Whether this is a short-term spike for commodity prices, or the start of another supercycle, Global Alpha has a diversified commodity exposure across its portfolios.
Westgold (WGX:AU) owns and operates three mining centres in Western Australia, a very favourable mining jurisdiction. These three operations have a throughput capacity of over 4 million tonnes per annum production capacity. The potential upside to throughput will come from the Big Bell mining operations, where production is set to go from 250,000 oz per annum to a long life 300,000 oz per annum average. Westgold has a solid balance sheet and will generate strong free cash flow as the company moves from an intensive capital spending phase.
Alumina (AWC:AU) is a leading Australian resource company with a specific focus on alumina, the feedstock for aluminum smelting. Alumina owns 40% of the world’s largest alumina business, Alcoa World Alumina and Chemicals (AWAC) JV with Alcoa. AWAC assets include bauxite mines and alumina refineries in Australia, Brazil, and other countries. AWAC also owns a 55% interest in an aluminum smelter in Australia.

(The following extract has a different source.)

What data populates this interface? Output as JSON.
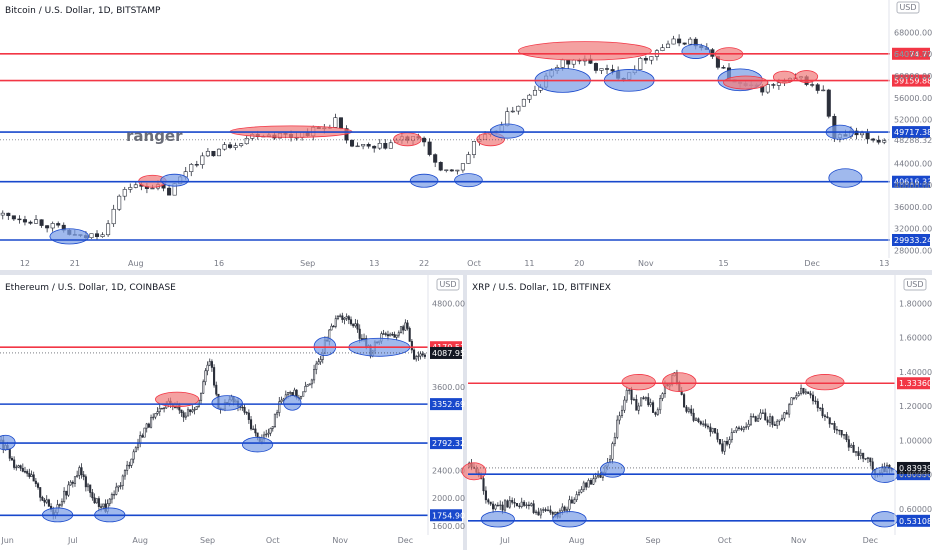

AWAC is the world’s largest producer of alumina and has a low position on the bauxite and alumina cost curves.
Aurubis (NDA:GY) is a leading integrated copper group and the largest copper recycler worldwide. The company produces over 1 million tons of copper cathodes per year, and from them a variety of copper products. Aurubis also produces precious metals, lead, nickel, tin, and zinc among other metals, as well as additional products, such as sulfuric acid. Aurubis has production sites in Europe and the United States.
Rayonier (RYN:US) is the second-largest timber REIT, with approximately 2.7 million acres located in strong softwood timber growing regions throughout the United States, primarily in the south with some operations in the Pacific Northwest, and New Zealand. What differentiates Rayonier is that they are a pure timber play – they do not own any pulp, paper or wood manufacturing operations.
Osisko Gold Royalties (OR:CN) is the fourth-largest precious metal royalty company in the world, with a North American focused portfolio of over 140 royalties, streams, and precious metal offtakes. Their main asset is a 5% net smelter return royalty on the Canadian Malartic mine, the largest gold mine in Canada. Osisko enjoys a diversified cash flow from 17 producing assets in low geopolitical risk jurisdictions.
Limoneira (LMNR:US) is one of the largest growers of lemons and avocados in the United States. In addition, the company grows oranges and a variety of specialty citrus and other crops. Demand for fresh citrus continues to grow steadily, driven by a growing middle class with disposable income and changing consumer preferences. Limoneira is vertically integrated due to its packing facilities, and its real estate portfolio could be another source of realizing value for shareholders.
Eagle Materials (EXP:US) is a leading supplier of heavy construction materials, such as cement, concrete and aggregates, and light building materials, such as gypsum wallboard in the United States. The company is a low cost producer, with between 30 and 50 years of raw material reserves. The majority of Eagle’s revenues are generated in markets where population growth, highly correlated to construction activity, is expected to be greater than the United States as a whole.
ARC Resources (ARX:CN) is a leading Canadian oil and gas company with high quality assets in the Montney region. After a merger with Seven Generations Energy, ARC is the Montney leader in production, land base, and condensate output.